Die Stadthalle Ransbach-Baumbach ist der Austragungsort eines Events, bei dem Dennis Ronert im Cruiser und Yakup Saglam im Schwergewicht die Hauptkämpfer sein werden. Im Glaspalast Dessau gibt es traditionell die alljährliche „Dessauer Boxnacht“. Zu sehen ist u.a. der Abschiedskampf von Steve Krökel, der nach über 50 Kämpfen in 10 Jahren die Handschuhe an den Nagel hängen will. Ebenfalls auf der Card vertreten ist der Nürnberger Cruiser Kristijan Kkrstacic. Laut Boxrec-Eintrag soll auch Kevin „Kingpin“ Johnson in Dessau kämpfen.

Neben der bereits in einem anderen Beitrag erwähnten Sauerland-Veranstaltung in Gummersbach findet im gleichen Ort noch eine weitere Veranstaltung statt. Hauptkämpfer ist dabei der Schwergewichtler Eugen Buchmüller, der nach seinen letzten Kampf in Polen einen Aufbaukampf bestreiten wird. Auch in Neuss und Berlin Spandau gibt es am Samstag Boxveranstaltungen zu sehen.

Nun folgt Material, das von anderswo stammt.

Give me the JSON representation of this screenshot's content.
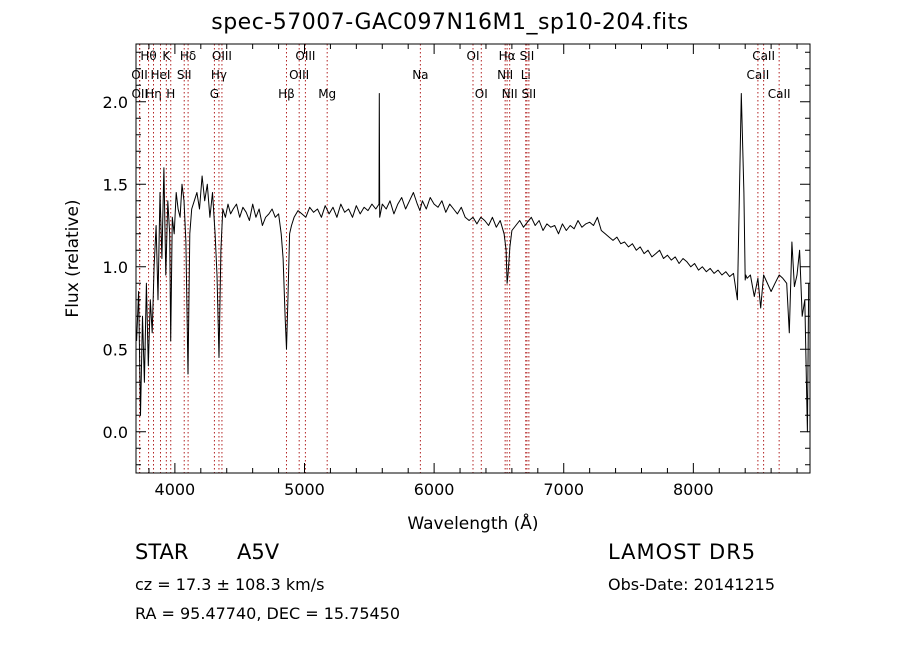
{
  "chart_data": {
    "type": "line",
    "title": "spec-57007-GAC097N16M1_sp10-204.fits",
    "xlabel": "Wavelength (Å)",
    "ylabel": "Flux (relative)",
    "xlim": [
      3700,
      8900
    ],
    "ylim": [
      -0.25,
      2.35
    ],
    "xticks": [
      4000,
      5000,
      6000,
      7000,
      8000
    ],
    "yticks": [
      0.0,
      0.5,
      1.0,
      1.5,
      2.0
    ],
    "xtick_labels": [
      "4000",
      "5000",
      "6000",
      "7000",
      "8000"
    ],
    "ytick_labels": [
      "0.0",
      "0.5",
      "1.0",
      "1.5",
      "2.0"
    ],
    "grid": false,
    "series": [
      {
        "color": "#000000",
        "x": [
          3705,
          3720,
          3735,
          3750,
          3765,
          3780,
          3795,
          3810,
          3825,
          3840,
          3855,
          3870,
          3885,
          3900,
          3915,
          3930,
          3945,
          3960,
          3968,
          3980,
          3995,
          4010,
          4025,
          4040,
          4055,
          4070,
          4085,
          4101,
          4115,
          4130,
          4150,
          4170,
          4190,
          4210,
          4230,
          4250,
          4270,
          4290,
          4310,
          4325,
          4340,
          4355,
          4370,
          4390,
          4410,
          4430,
          4450,
          4475,
          4500,
          4525,
          4550,
          4575,
          4600,
          4625,
          4650,
          4675,
          4700,
          4725,
          4750,
          4775,
          4800,
          4820,
          4835,
          4850,
          4861,
          4872,
          4885,
          4900,
          4920,
          4950,
          4980,
          5010,
          5040,
          5070,
          5100,
          5130,
          5160,
          5190,
          5220,
          5250,
          5280,
          5310,
          5340,
          5370,
          5400,
          5430,
          5460,
          5490,
          5520,
          5550,
          5575,
          5577,
          5580,
          5600,
          5630,
          5660,
          5690,
          5720,
          5750,
          5780,
          5810,
          5840,
          5870,
          5890,
          5910,
          5940,
          5970,
          6000,
          6030,
          6060,
          6090,
          6120,
          6150,
          6180,
          6210,
          6240,
          6270,
          6300,
          6330,
          6360,
          6390,
          6420,
          6450,
          6480,
          6510,
          6540,
          6555,
          6563,
          6570,
          6585,
          6600,
          6630,
          6660,
          6690,
          6720,
          6750,
          6780,
          6810,
          6840,
          6870,
          6900,
          6930,
          6960,
          6990,
          7020,
          7050,
          7080,
          7110,
          7140,
          7170,
          7200,
          7230,
          7260,
          7290,
          7320,
          7350,
          7380,
          7410,
          7440,
          7470,
          7500,
          7530,
          7560,
          7590,
          7620,
          7650,
          7680,
          7710,
          7740,
          7770,
          7800,
          7830,
          7860,
          7890,
          7920,
          7950,
          7980,
          8010,
          8040,
          8070,
          8100,
          8130,
          8160,
          8190,
          8220,
          8250,
          8280,
          8310,
          8340,
          8370,
          8390,
          8400,
          8405,
          8415,
          8440,
          8470,
          8498,
          8520,
          8542,
          8560,
          8600,
          8630,
          8662,
          8690,
          8720,
          8740,
          8760,
          8780,
          8800,
          8820,
          8840,
          8860,
          8880,
          8890
        ],
        "y": [
          0.55,
          0.85,
          0.1,
          0.7,
          0.3,
          0.9,
          0.4,
          0.8,
          0.6,
          1.0,
          1.25,
          0.8,
          1.45,
          1.05,
          1.6,
          0.95,
          1.4,
          1.2,
          0.55,
          1.3,
          1.2,
          1.45,
          1.35,
          1.3,
          1.5,
          1.4,
          1.15,
          0.35,
          1.2,
          1.35,
          1.4,
          1.45,
          1.35,
          1.55,
          1.4,
          1.5,
          1.3,
          1.45,
          1.2,
          0.95,
          0.45,
          1.1,
          1.35,
          1.3,
          1.38,
          1.32,
          1.35,
          1.38,
          1.3,
          1.36,
          1.33,
          1.28,
          1.38,
          1.3,
          1.35,
          1.25,
          1.3,
          1.32,
          1.35,
          1.3,
          1.32,
          1.2,
          1.05,
          0.7,
          0.5,
          0.8,
          1.2,
          1.25,
          1.3,
          1.34,
          1.32,
          1.3,
          1.36,
          1.33,
          1.35,
          1.3,
          1.37,
          1.32,
          1.36,
          1.3,
          1.38,
          1.33,
          1.35,
          1.3,
          1.37,
          1.32,
          1.36,
          1.34,
          1.38,
          1.35,
          1.38,
          2.05,
          1.3,
          1.38,
          1.35,
          1.4,
          1.32,
          1.38,
          1.42,
          1.35,
          1.4,
          1.45,
          1.38,
          1.34,
          1.4,
          1.35,
          1.42,
          1.38,
          1.36,
          1.4,
          1.33,
          1.38,
          1.35,
          1.32,
          1.36,
          1.3,
          1.28,
          1.3,
          1.26,
          1.3,
          1.28,
          1.25,
          1.3,
          1.24,
          1.28,
          1.2,
          1.1,
          0.9,
          0.95,
          1.12,
          1.22,
          1.25,
          1.28,
          1.24,
          1.27,
          1.3,
          1.25,
          1.28,
          1.22,
          1.26,
          1.24,
          1.25,
          1.2,
          1.26,
          1.22,
          1.25,
          1.23,
          1.28,
          1.24,
          1.26,
          1.27,
          1.25,
          1.3,
          1.22,
          1.2,
          1.18,
          1.16,
          1.18,
          1.14,
          1.15,
          1.12,
          1.14,
          1.1,
          1.12,
          1.08,
          1.1,
          1.06,
          1.08,
          1.1,
          1.05,
          1.07,
          1.04,
          1.06,
          1.02,
          1.05,
          1.03,
          1.0,
          1.02,
          0.98,
          1.0,
          0.97,
          0.99,
          0.96,
          0.98,
          0.95,
          0.97,
          0.94,
          0.96,
          0.8,
          2.05,
          1.45,
          0.92,
          0.95,
          0.93,
          0.95,
          0.82,
          0.93,
          0.75,
          0.95,
          0.92,
          0.85,
          0.9,
          0.95,
          0.93,
          0.9,
          0.6,
          1.15,
          0.88,
          0.95,
          1.1,
          0.7,
          0.8,
          0.0,
          0.9
        ]
      }
    ],
    "lines": [
      {
        "wl": 3727,
        "top": "OII",
        "row": 1
      },
      {
        "wl": 3729,
        "top": "OII",
        "row": 2
      },
      {
        "wl": 3797,
        "top": "Hθ",
        "row": 0
      },
      {
        "wl": 3835,
        "top": "Hη",
        "row": 2
      },
      {
        "wl": 3889,
        "top": "HeI",
        "row": 1
      },
      {
        "wl": 3934,
        "top": "K",
        "row": 0
      },
      {
        "wl": 3968,
        "top": "H",
        "row": 2
      },
      {
        "wl": 4072,
        "top": "SII",
        "row": 1
      },
      {
        "wl": 4102,
        "top": "Hδ",
        "row": 0
      },
      {
        "wl": 4305,
        "top": "G",
        "row": 2
      },
      {
        "wl": 4340,
        "top": "Hγ",
        "row": 1
      },
      {
        "wl": 4363,
        "top": "OIII",
        "row": 0
      },
      {
        "wl": 4861,
        "top": "Hβ",
        "row": 2
      },
      {
        "wl": 4959,
        "top": "OIII",
        "row": 1
      },
      {
        "wl": 5007,
        "top": "OIII",
        "row": 0
      },
      {
        "wl": 5175,
        "top": "Mg",
        "row": 2
      },
      {
        "wl": 5894,
        "top": "Na",
        "row": 1
      },
      {
        "wl": 6300,
        "top": "OI",
        "row": 0
      },
      {
        "wl": 6364,
        "top": "OI",
        "row": 2
      },
      {
        "wl": 6548,
        "top": "NII",
        "row": 1
      },
      {
        "wl": 6563,
        "top": "Hα",
        "row": 0
      },
      {
        "wl": 6583,
        "top": "NII",
        "row": 2
      },
      {
        "wl": 6707,
        "top": "Li",
        "row": 1
      },
      {
        "wl": 6716,
        "top": "SII",
        "row": 0
      },
      {
        "wl": 6731,
        "top": "SII",
        "row": 2
      },
      {
        "wl": 8498,
        "top": "CaII",
        "row": 1
      },
      {
        "wl": 8542,
        "top": "CaII",
        "row": 0
      },
      {
        "wl": 8662,
        "top": "CaII",
        "row": 2
      }
    ],
    "line_color": "#b22222"
  },
  "footer": {
    "object_class": "STAR",
    "subclass": "A5V",
    "survey": "LAMOST DR5",
    "cz": "cz = 17.3 ± 108.3 km/s",
    "obs_date": "Obs-Date: 20141215",
    "coords": "RA =  95.47740, DEC =  15.75450"
  }
}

Diese Veranstaltungen zeigen bis auf einige „Ausreisser“ das Boxen in seiner breiten Masse. Es ist die Basis des Sports, den wir mögen. Vielleicht schaffen es ja einige der Boxer, die sich am Samstag präsentieren, Stey by Step auf der Erfolgsleiter nach oben zu klettern. Man kann sich gut darüber beklagen, dass Deutschland im internationalen Vergleich hinterher hinkt. Man kann sich auch darüber beklagen, dass wir viel zu wenige Top-Boxer in den Rankings oder als Titelträger haben. Aber man kann sich nicht darüber beklagen, dass bei den kleineren Veranstaltungen zu wenig getan wird, um das zu ändern. Boxer, Promoter, Trainer und viele helfende Hände bei solchen Veranstaltungen tun einiges dafür, den deutschen Boxsport hoch zu halten. Das das nie genug ein kann, weiss jeder. Als Boxsportbegeisterte Zuschauer bleibt uns nur eins: Ab und zu auch mal zu den Veranstaltungen zu gehen und mit unserem Eintrittsgeld die Aktiven finanziell unterstützen. Immer nur meckern, dass ja alles so schlecht ist, bringt das deutsche Boxen allein nicht weiter.